Symbol_R == Symbol_C && abs(PricePS_R - PricePS_C) >= 1.0

In addition to the price difference expression, a distance constraint is set so that matched pairs must have timestamps within 60 seconds of each other. Output tuples contain the difference in price between the matched tuples, the price per share from each, and the time value from the Reuters tuple.

Each step of this example shows a new tuple being enqueued to the Join operator, and any output tuples that are released. The contents of the two operator buffers are shown after each tuple arrives and after any tuples are released.

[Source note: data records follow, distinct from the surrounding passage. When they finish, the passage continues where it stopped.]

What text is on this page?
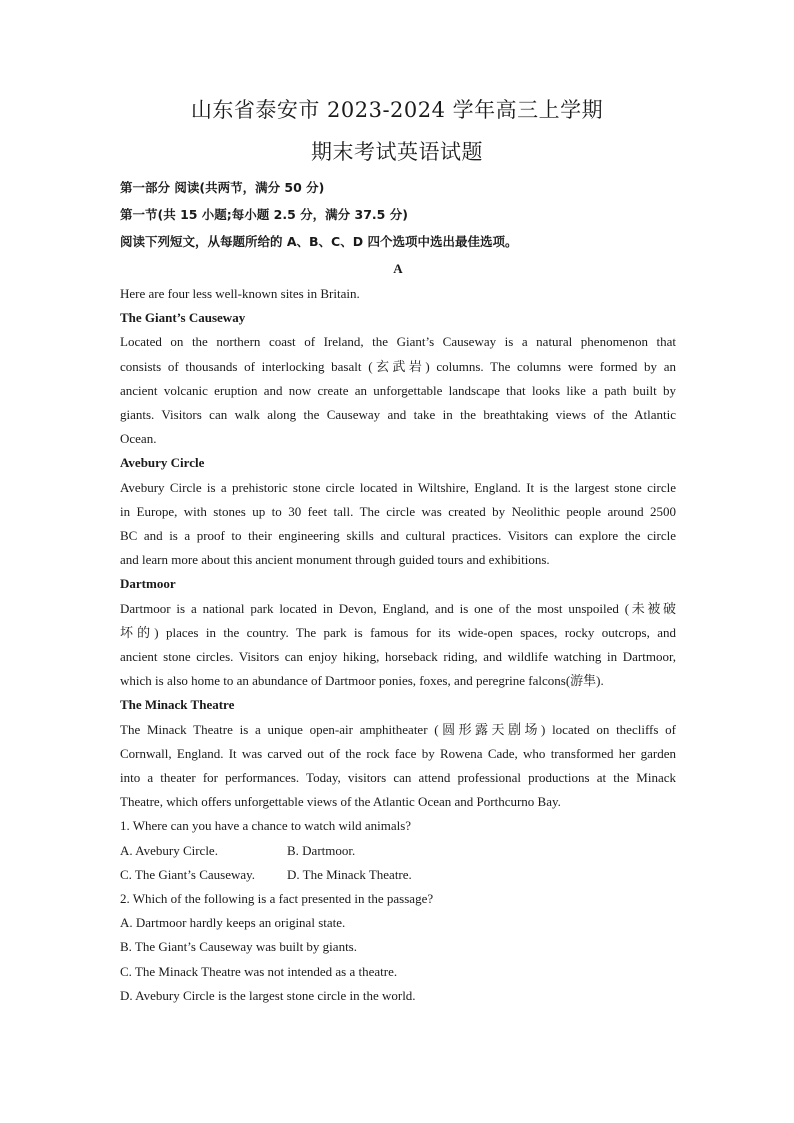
山东省泰安市 2023-2024 学年高三上学期
期末考试英语试题
第一部分 阅读(共两节，满分 50 分)
第一节(共 15 小题;每小题 2.5 分，满分 37.5 分)
阅读下列短文，从每题所给的 A、B、C、D 四个选项中选出最佳选项。
A
Here are four less well-known sites in Britain.
The Giant’s Causeway
Located on the northern coast of Ireland, the Giant’s Causeway is a natural phenomenon that
consists of thousands of interlocking basalt (玄武岩) columns. The columns were formed by an
ancient volcanic eruption and now create an unforgettable landscape that looks like a path built by
giants. Visitors can walk along the Causeway and take in the breathtaking views of the Atlantic
Ocean.
Avebury Circle
Avebury Circle is a prehistoric stone circle located in Wiltshire, England. It is the largest stone circle
in Europe, with stones up to 30 feet tall. The circle was created by Neolithic people around 2500
BC and is a proof to their engineering skills and cultural practices. Visitors can explore the circle
and learn more about this ancient monument through guided tours and exhibitions.
Dartmoor
Dartmoor is a national park located in Devon, England, and is one of the most unspoiled (未被破
坏的) places in the country. The park is famous for its wide-open spaces, rocky outcrops, and
ancient stone circles. Visitors can enjoy hiking, horseback riding, and wildlife watching in Dartmoor,
which is also home to an abundance of Dartmoor ponies, foxes, and peregrine falcons(游隼).
The Minack Theatre
The Minack Theatre is a unique open-air amphitheater (圆形露天剧场) located on thecliffs of
Cornwall, England. It was carved out of the rock face by Rowena Cade, who transformed her garden
into a theater for performances. Today, visitors can attend professional productions at the Minack
Theatre, which offers unforgettable views of the Atlantic Ocean and Porthcurno Bay.
1. Where can you have a chance to watch wild animals?
A. Avebury Circle.	B. Dartmoor.
C. The Giant’s Causeway.	D. The Minack Theatre.
2. Which of the following is a fact presented in the passage?
A. Dartmoor hardly keeps an original state.
B. The Giant’s Causeway was built by giants.
C. The Minack Theatre was not intended as a theatre.
D. Avebury Circle is the largest stone circle in the world.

  1. A tuple enters the Join operator on the ReutersIn input port (here shortened to R) and is stored in the buffer:

  2. A tuple enters on the ComstockIn port (shortened to C). The value of its first field (B) matches the symbol in the first tuple, but the price difference (in the second field) is less than one. Therefore, nothing is released by the Join operator:

  3. A tuple on the R port has a match on the other port, and its price difference is 1. The conditions for the join operation are met, and the Join operator emits an output tuple:

  4. A tuple is enqueued that contains a new stock symbol (A). Because it does not match any existing tuples, no output is produced:

  5. A tuple arrives on the C port whose symbol matches two tuples from the other port. In both cases, the price difference is greater than 1. As a result, two tuples are released - one for each match:

  6. A new tuple matches the symbol of one existing tuple on the other input port, with price difference of 2. Therefore, the Join operator emits another tuple:

  7. The last tuple, enqueued on the C input port, matches two tuples on the R port. However, the new tuple causes the range of time values in the matching tuples to exceed the specified join range of 60 seconds. The new tuple advances the high end of the range to 100, and the other matching tuples are now below the join range. As a result, the matching tuples on the other port are purged from the buffer, and no output is emitted:

Example 2: Tuple-Based Join

This example traces the execution of a tuple-based Join operation. The application is simple enough to clearly illustrate the basic idea of a tuple-based join. Each input port contains only two fields: a stock symbol and a price. The Join operator pairs tuples that match in both fields. The Window sizes are set to 3 for the first input port, and 2 for the second input port. When a join occurs, the output tuple includes the matched symbol and price values.

Each step of this example shows a new tuple being enqueued to the Join operator. The contents of the two windows are shown after each tuple arrives and after any tuples are released. The windows can be said to "move" over the stream of data: notice that when the number of arriving tuples exceeds a window's allocated size, the oldest tuples are dropped from the window.

  1. To begin, four tuples are enqueued. Tuples entering on the first input port are buffered in the Join operator's first window, and those entering on the second port are stored in the second window. No output occurs yet, because none of the tuples entering the first port matches any from the second port:

  2. Next, a tuple enters the second input port, and it matches a tuple in the first buffer. Therefore a Join occurs, and the operator releases a matching tuple. In addition, notice that when the window is full and a new tuple arrives, the window advances over the stream of tuples: the oldest tuple in the window (B, 60), is flushed from the window.

  3. Now, a sixth tuple entering the first input port fills the first input port's window. Note that no output occurs: recall that the matching tuple that was stored earlier in the other window was dropped in the preceding step.

  4. Finally, another tuple entering on the first input port causes its window to advance and flush its oldest tuple. Meanwhile, the new tuple matches one still stored in the second window, so the Join operator releases a tuple.